Just trying to help man. 

I recommend you try making a "bench neck" first. Basically a neck that you'll play around with in the shop, and not actually put on a guitar. Use it to test how the different rods effect how well the truss rod works, as well as how sensitive it is to adjustments. If they put too much stress on the truss rod, you should consider either A) not using them, or B) going with a two rod set-up.


----------



## Sullen (Apr 14, 2010)

MaxOfMetal said:


> Just trying to help man.
> 
> I recommend you try making a "bench neck" first. Basically a neck that you'll play around with in the shop, and not actually put on a guitar. Use it to test how the different rods effect how well the truss rod works, as well as how sensitive it is to adjustments. If they put too much stress on the truss rod, you should consider either A) not using them, or B) going with a two rod set-up.


Great bro! I'll order a few of both to test them, see their performance for myself, get my guitarist friends to give them a run and see which one they fell more comfortable as to weight and sound, thanks again buddy!


----------



## vansinn (Apr 14, 2010)

I have limited experience with reinforced necks, so take my comments with common sense..
However, I do have experience with strength and overtone properties with carbon fibre (CF), titanium (T) and aircraft grade aluminum (AA).
I have less experience with graphites (G).
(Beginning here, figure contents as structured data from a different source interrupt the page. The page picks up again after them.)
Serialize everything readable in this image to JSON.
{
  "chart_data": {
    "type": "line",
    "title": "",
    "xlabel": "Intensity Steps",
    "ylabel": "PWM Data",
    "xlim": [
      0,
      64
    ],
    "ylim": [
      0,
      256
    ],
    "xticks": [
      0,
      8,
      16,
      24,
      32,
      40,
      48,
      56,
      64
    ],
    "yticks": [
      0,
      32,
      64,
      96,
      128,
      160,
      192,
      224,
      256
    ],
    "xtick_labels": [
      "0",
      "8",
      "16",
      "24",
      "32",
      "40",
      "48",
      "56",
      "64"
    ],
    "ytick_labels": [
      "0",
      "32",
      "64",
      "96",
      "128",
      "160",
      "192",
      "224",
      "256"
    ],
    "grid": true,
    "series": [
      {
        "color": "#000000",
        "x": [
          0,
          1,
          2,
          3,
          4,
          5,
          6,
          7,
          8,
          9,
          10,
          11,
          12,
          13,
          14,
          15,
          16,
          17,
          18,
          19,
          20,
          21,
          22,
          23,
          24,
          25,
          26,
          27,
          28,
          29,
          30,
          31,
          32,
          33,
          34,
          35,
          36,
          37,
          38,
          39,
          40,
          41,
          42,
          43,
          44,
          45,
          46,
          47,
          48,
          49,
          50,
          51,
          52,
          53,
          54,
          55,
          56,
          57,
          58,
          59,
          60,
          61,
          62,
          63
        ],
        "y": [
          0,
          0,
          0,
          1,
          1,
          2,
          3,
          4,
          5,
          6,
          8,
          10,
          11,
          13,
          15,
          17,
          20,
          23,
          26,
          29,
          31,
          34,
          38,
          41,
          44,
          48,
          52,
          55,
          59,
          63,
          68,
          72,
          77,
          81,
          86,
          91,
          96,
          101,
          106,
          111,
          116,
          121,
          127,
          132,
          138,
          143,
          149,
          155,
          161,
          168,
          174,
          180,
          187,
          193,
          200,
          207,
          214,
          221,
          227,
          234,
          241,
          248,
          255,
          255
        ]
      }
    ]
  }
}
CF may seem fairly dead, but actually can have a slight bright ringing to it.
Titanium will easily ring on a large number of very odd harmonics.
AA can have some ring, but is mostly fairly dead.
G usually have a brittle ring to it.

WRT strength for guitar necks use, profiles are fairly thin and tall, which is what makes them work against unwanted neck reliefs. I believe all four materials are quite a lot stronger than woods, so any of them should apply.

WRT tonal qualities, I'm not sure how much any of them will affect the tone - if much at all..
Glued-in with epoxy should dampen the fairy thin profile, thus reducing whatever ringing harmonics properties they may have - or does it work like this..?
I may speculate that the more dead CF will either make no/little impact or may cause a bit more of a dead tone.
Likewise titanium may add 'something' to the tone, given it's large odd harmonics properties.
G may slightly brighten-up the tone.
AA may be the most neutral.

I'd guess the two real potential impacts may be on strength and sustain, but I have no way of relating what will happen sustain wise..
Personally, because I find CF more dead than the others, I'd probably consider mainly G/AA/T..

But as I said in the beginning, I have only limited experience with reinforced guitar necks..


----------



## Sullen (Apr 14, 2010)

vansinn said:


> I have limited experience with reinforced necks, so take my comments with common sense..
> However, I do have experience with strength and overtone properties with carbon fibre (CF), titanium (T) and aircraft grade aluminum (AA).
> I have less experience with graphites (G).
> 
> ...


This is very useful information that I wasn't aware of. Thank you very much for your time and input. I'll try both like I stated above but I feel more attracted to the Titanium ones.


----------